This may sound like esoteric tax code nit-picking applicable only to a small subset of businesses, but UofP plays a large role in determining your repair or improvement tax treatment. It all relates to the test of the significance (material impact) of the expenditure on the property. You’ll want the UoP to be as large as possible because it’s harder for expenditures to have a material impact on the property. Thus, it’s more likely an expenditure will be considered a repair rather than an improvement.
Here’s an example: Karl’s Self Storage has three large, illuminated signs on the property. Karl upgrades the lighting system on one sign to be more visible and energy efficient. If all the signs are considered a single UoP, it’s easier to claim this wasn’t a material increase in efficiency and quality. In contrast, if each sign is a separate UoP, it’s far more likely the upgrade to the one sign will materially increase its efficiency and quality. Unfortunately, the latter is most likely to be the case.
Beware: Buildings Constitute Multiple Units of Property
For purposes of determining whether an expense is a repair or an improvement, each of the numerous systems within your building is considered a separate UoP. Therefore, a building is composed of the following UoPs:
- Building structure (walls, roof, windows, etc.)
- Heating, ventilation and air-conditioning (HVAC) systems
- Plumbing systems
- Electrical systems
- Gas-distribution systems
- Elevators or escalators
- Fire-protection and alarm systems
- Security systems
This division becomes critically important when money is spent on building upkeep. Here are two examples to consider. Deborah owns a three-story, climate-controlled storage facility. The facility’s HVAC system contains three separate cooling units. She replaced the compressor and pump on one of the units. Deborah considered her entire facility as a single unit of property and her costs a repair.
However, after checking the repair regulations, she’s not so certain. According to the IRS, the HVAC system is a separate UoP. Now, Deborah thinks the expenditure looks much more like a capital improvement. The determination will rest on whether the action was taken to cure a material defect or it resulted in a material improvement to the capacity, productivity, output, efficiency, strength or quality of the system. In many cases, the material-improvement test can work in your favor by allowing you to deduct expenses that previously would have been capitalized.

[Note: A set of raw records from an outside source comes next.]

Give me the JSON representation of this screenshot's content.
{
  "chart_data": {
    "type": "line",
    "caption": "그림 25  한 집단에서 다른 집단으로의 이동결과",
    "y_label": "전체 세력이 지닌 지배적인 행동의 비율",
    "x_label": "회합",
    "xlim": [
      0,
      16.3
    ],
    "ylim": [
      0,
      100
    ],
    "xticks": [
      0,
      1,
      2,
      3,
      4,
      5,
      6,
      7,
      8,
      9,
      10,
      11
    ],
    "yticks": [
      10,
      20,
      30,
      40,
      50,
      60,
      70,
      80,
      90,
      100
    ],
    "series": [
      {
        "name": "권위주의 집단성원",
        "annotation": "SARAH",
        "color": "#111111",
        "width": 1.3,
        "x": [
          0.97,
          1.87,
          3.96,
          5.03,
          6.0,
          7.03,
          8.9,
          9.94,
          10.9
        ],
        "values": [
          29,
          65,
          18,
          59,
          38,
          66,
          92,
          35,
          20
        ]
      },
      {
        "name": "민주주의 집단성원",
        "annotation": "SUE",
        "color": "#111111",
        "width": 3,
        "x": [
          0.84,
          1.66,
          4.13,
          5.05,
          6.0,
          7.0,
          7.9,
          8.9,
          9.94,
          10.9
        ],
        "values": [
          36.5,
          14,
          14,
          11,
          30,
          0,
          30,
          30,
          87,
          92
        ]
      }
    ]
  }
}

Now consider this example: Carlos replaced all the shingles on his self-storage facility roof with shingles of the same quality as the old ones. According to the IRS, even though all the shingles were replaced, the cost is a repair, not a capital improvement, because there wasn’t a material increase in quality. Carlos can deduct the full amount in 2012.
If Carlos had upgraded the quality of his roof, even by using significantly better shingles, the expense would have been classified as an improvement, meaning he would have to depreciate the cost over a 39-year period.